Population Health Approach: A plan for every person
OneCare uses data to identify individuals whose well-being may be at risk due to their health conditions. This information is provided to communities to review and connect with individuals who may benefit from enhanced coordination of care. The goal is to identify the care and resources that are needed to help individuals meet their health goals.
Care Coordination activities promote holistic and person-centered care to ensure that an individual’s needs and goals are understood and shared among providers, patients, families, and team members.
The ultimate aim is to improve the quality of care, the patient experience of care and the patient engagement in their plan of care as they interact with health care providers. OneCare supports a community-based care coordination program for all attributed beneficiaries. Care coordination services are guided by the use of assessments that evaluate the individual’s physical health, mental health, and social needs and desires to support the attainment of optimal health. OneCare’s care coordination model actively promotes a holistic and person-centered approach to care delivery, ensuring that all team members participating in an individual care team can identify and support the individual’s preferences and needs.
Care coordination streamlines care for the patient by reducing the redundancy in visits, facilitating access to specialty care and services, and allowing team members to share information about the patient. These supports allow the patient to focus on the achievement of health care goals knowing that all team members are informed.
OneCare follows the definition of Case Management outlined by the State of Vermont Care Models Care Management Workgroup:
“Programs that apply systems, science, incentives, and information to improve services and outcomes in order to assist individuals and their support system to become engaged in a collaborative process designed to manage medical, social, and mental health conditions more effectively. The goal of care management is to achieve an optimal level of wellness and improve coordination of care while providing cost-effective, evidence-based or promising innovative and non-duplicative services. It is understood that in order to support individuals and to strengthen community support systems, care management services need to be culturally competent, accessible, and personalized to meet the needs of each individual served.”
OneCare supports community-based care coordination services and enhanced communication and collaboration across care team members by providing the network with the technology of Care Navigator software. The Care Navigator software is a common platform in which all members of the care team, including the patient, can communicate regarding updates and needs, and a place where all team members can access the patient’s shared plan of care.
OneCare supports prevention-focused initiatives that promote health and wellness through a variety of strategies designed to impact individuals, organizations, communities, as well as the overall health care delivery system.
OneCare supports primary care practices to identify those patients who may benefit from outreach for annual wellness exams and promotes the Vermont Department of Health offerings for wellness promotion in the community. Offerings such as: engaging maternal and child health coordinators to promote improved developmental screening in their communities through innovative partnerships with providers, early care and education professionals, and other service providers; collaborating with Parent-Child Centers on early childhood mental health and trauma interventions; expanding oral health strategies such as the application of fluoride varnish in primary care; improving vaccination rates; increasing physical activity and nutrition; promoting safety and injury prevention; tobacco cessation; and mental health services.
The OneCare disease management program works to identify populations with chronic diseases that may benefit from more intensive care supports.
The disease management program is rooted in utilizing evidence-based medicine, educating the care team with the most up-to-date clinical guidelines, and working to ensure treatment consistency for targeted populations and conditions. The program is designed to improve health for those patients with chronic conditions by providing ongoing education as well as access to community resources, services, and supports that can help patients successfully manage their conditions.

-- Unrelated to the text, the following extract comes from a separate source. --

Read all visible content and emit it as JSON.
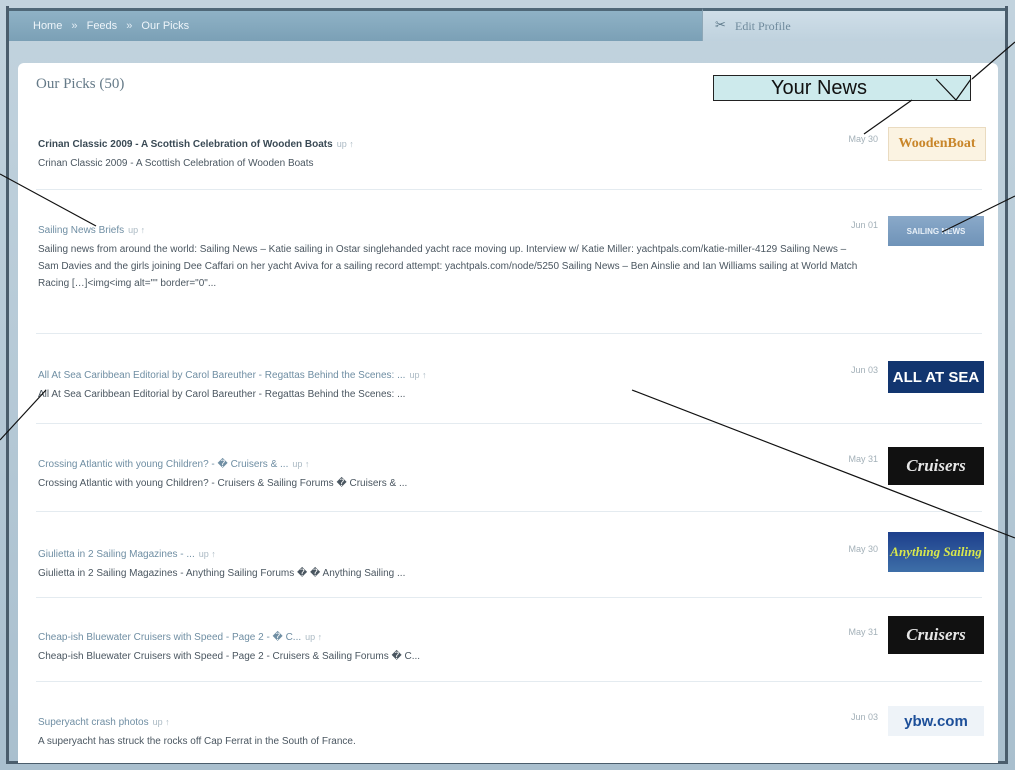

OneCare’s community-based care coordination program facilitates and empowers individuals to work with their multidisciplinary care team to prevent complications and achieve an optimal state of health.
OneCare puts a focus on the following conditions:
- Congestive Heart Failure
- Chronic Obstructive Pulmonary Disease
- Coronary Artery Disease
- Tobacco Use
- High-Risk Pregnancy
Partnering with existing community resources, self-management programs
Care Coordination Tools
OneCare supports care coordination services and enhanced communication and collaboration across care team members by providing participating network members with access to Care Navigator software. Care Navigator provides a platform in which members of the patient’s care team, including the patient, can communicate regarding physical and mental health needs, and develop and share a holistic plan of care.
To learn more about Care Navigator
Care Coordination Toolkit
OneCare has developed a care coordination toolkit to be a resource for coordinating care for patients with complex needs and to serve as a resource for existing case management programs to integrate best practices. This toolkit is reviewed and updated quarterly to ensure tools and best practices are up to date.